Postbiotics are preparations of inactivated micro-organisms and their components. They have also been mostly studied in the gut. Topical formulations containing Vitreoscilla filiformis combined with prebiotic ingredients have been shown to reduce AD severity.
[Gueniche A, Valois A, Kerob D et al. A combination of Vitreoscilla filiformis extract and Vichy volcanic mineralizing water strengthens the skin defenses and skin barrier. J Eur Acad Dermatol Venereol 2022;36(suppl 2):16-25.]
[Gueniche A, Knaudt B, Schuck E et al. Effects of nonpathogenic gram-negative bacterium Vitreoscilla filiformis lysate on atopic dermatitis: a prospective, randomized, double-blind, placebo-controlled clinical study. Br J Dermatol 2008;159(6):1357-63.]
What about probiotics?
These are living, non-pathogenic micro-organisms. The use of these is garnering attention and could be promising with the theory that these micro-organisms could reverse the microbial dysbiosis on atopic dermatitis skin.
Topical probiotics containing Roseomonas mucosa have been shown to reduce the burden of Staph aureus on the skin and have also shown a significant improvement in AD disease severity and reduced topical steroid use.
Staphylococcus hominis A9 (ShA9) has also been shown to inhibit Staph aureus growth while sparing normal skin commensals with subsequent improvements in eczema.
[Myles IA, Earland NJ, Anderson ED et al. First in-human topical microbiome transplantation with Roseomonas mucosa for atopic dermatitis. JCI Insight 2018;3:e120608.]
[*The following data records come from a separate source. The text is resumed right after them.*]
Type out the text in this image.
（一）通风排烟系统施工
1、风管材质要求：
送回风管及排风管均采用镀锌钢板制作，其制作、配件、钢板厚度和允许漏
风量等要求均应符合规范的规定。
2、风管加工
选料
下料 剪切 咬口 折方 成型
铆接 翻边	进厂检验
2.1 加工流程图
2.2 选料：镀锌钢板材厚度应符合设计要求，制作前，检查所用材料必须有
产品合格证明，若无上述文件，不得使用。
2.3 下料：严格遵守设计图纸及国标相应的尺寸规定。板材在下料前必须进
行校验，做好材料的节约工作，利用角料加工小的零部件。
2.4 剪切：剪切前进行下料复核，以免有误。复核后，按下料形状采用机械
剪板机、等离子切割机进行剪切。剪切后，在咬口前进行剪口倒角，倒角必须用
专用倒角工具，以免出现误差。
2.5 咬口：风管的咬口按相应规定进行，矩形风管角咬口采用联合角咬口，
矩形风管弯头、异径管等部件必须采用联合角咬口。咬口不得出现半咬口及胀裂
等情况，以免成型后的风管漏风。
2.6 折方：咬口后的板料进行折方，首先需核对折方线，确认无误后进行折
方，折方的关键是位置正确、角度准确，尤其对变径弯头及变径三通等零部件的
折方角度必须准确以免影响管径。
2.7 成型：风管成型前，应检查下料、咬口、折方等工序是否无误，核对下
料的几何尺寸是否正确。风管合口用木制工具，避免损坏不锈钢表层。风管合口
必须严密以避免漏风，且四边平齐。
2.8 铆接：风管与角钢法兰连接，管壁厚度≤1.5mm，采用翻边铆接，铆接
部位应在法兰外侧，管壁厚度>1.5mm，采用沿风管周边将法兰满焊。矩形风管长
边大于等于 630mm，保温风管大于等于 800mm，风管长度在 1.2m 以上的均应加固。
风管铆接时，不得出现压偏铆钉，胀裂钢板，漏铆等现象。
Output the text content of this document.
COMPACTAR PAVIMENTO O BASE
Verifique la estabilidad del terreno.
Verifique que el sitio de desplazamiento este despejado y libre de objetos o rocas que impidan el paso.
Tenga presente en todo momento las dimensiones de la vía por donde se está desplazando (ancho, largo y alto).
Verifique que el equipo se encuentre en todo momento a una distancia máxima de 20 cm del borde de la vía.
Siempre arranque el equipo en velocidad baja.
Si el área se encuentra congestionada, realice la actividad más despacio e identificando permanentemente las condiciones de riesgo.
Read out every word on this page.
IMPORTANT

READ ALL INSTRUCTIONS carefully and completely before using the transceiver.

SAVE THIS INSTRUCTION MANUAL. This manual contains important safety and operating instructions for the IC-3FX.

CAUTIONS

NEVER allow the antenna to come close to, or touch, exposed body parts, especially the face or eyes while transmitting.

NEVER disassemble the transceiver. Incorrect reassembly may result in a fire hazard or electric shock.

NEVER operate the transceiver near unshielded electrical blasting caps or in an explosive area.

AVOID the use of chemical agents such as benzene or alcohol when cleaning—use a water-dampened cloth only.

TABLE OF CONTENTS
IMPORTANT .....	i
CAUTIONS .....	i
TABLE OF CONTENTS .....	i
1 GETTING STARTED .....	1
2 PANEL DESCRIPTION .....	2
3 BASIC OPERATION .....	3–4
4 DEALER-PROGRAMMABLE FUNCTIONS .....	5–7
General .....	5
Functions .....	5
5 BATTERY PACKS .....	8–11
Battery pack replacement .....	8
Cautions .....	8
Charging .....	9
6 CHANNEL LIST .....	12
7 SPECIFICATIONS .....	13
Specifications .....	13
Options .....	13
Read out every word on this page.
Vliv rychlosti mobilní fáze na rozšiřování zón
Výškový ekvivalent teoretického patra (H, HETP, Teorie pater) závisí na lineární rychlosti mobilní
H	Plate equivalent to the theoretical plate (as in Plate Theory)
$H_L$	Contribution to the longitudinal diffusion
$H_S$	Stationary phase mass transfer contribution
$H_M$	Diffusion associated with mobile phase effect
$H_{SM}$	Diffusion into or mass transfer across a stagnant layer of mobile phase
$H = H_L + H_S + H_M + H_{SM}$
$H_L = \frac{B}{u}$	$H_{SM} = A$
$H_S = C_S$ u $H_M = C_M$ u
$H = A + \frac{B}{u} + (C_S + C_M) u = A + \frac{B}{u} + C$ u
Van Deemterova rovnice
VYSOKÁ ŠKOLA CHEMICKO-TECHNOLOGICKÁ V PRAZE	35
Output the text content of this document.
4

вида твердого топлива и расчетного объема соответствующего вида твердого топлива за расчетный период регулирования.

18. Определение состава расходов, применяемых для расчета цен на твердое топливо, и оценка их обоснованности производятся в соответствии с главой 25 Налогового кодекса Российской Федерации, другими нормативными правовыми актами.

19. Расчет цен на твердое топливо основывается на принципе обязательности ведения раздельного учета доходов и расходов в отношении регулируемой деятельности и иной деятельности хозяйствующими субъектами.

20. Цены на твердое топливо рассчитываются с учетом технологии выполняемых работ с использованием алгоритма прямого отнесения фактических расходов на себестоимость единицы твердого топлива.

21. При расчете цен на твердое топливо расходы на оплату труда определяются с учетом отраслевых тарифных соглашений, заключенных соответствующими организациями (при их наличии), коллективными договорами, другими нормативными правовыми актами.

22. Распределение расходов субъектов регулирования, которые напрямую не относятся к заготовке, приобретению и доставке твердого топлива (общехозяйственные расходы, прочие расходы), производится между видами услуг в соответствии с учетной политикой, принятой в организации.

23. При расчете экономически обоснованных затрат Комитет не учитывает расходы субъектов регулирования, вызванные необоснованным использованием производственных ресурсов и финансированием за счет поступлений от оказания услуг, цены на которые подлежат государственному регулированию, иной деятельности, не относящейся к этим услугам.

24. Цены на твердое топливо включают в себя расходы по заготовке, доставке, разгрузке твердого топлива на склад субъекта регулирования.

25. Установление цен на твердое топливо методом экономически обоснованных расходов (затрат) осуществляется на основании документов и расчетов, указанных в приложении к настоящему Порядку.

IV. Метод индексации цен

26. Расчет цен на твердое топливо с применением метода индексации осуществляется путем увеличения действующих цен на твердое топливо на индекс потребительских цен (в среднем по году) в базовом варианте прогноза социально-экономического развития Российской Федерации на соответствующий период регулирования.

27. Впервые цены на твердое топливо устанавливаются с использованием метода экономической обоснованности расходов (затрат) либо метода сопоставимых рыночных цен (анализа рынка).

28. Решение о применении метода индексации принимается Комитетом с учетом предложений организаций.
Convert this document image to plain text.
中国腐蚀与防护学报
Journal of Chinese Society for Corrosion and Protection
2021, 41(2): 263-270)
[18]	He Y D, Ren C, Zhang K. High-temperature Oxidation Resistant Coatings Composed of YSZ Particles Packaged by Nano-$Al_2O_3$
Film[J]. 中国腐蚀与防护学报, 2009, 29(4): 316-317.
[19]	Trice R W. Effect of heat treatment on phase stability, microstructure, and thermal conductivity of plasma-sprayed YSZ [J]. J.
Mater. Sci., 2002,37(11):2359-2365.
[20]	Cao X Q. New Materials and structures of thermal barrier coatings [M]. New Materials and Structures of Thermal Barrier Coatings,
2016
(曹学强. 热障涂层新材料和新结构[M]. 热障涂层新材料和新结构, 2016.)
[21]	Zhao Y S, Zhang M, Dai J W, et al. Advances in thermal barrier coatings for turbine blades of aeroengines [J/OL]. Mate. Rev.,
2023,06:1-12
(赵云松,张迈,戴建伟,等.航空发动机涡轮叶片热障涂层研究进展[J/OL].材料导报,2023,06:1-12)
[Nakatsuji T, Hata TR, Tong Y et al. Development of a human skin commensal microbe for bacteriotherapy of atopic dermatitis and use in a phase 1 randomized clinical trial. Nat Med 2021;27(4):700-9.]
However, treatment with living bacteria is not without concerns so genetically engineered probiotics are now being looked at.
[van Hout, NE, Nevot G, Jansen PAM et al. From prebiotics to engineered microbes: microbe-inspired therapies for atopic dermatitis. Br J Dermatol Nov 2025; https://doi.org/10.1093/bjd/ljaf451]
However, many of these trials are still in the in vitro phase, with topical application of genetically engineered probiotics still being some way off. There are, understandably, concerns over safety, toxicity and biocontainment.
Kind regards,
Sandy
Dr Sandy Flann, Consultant Dermatologist.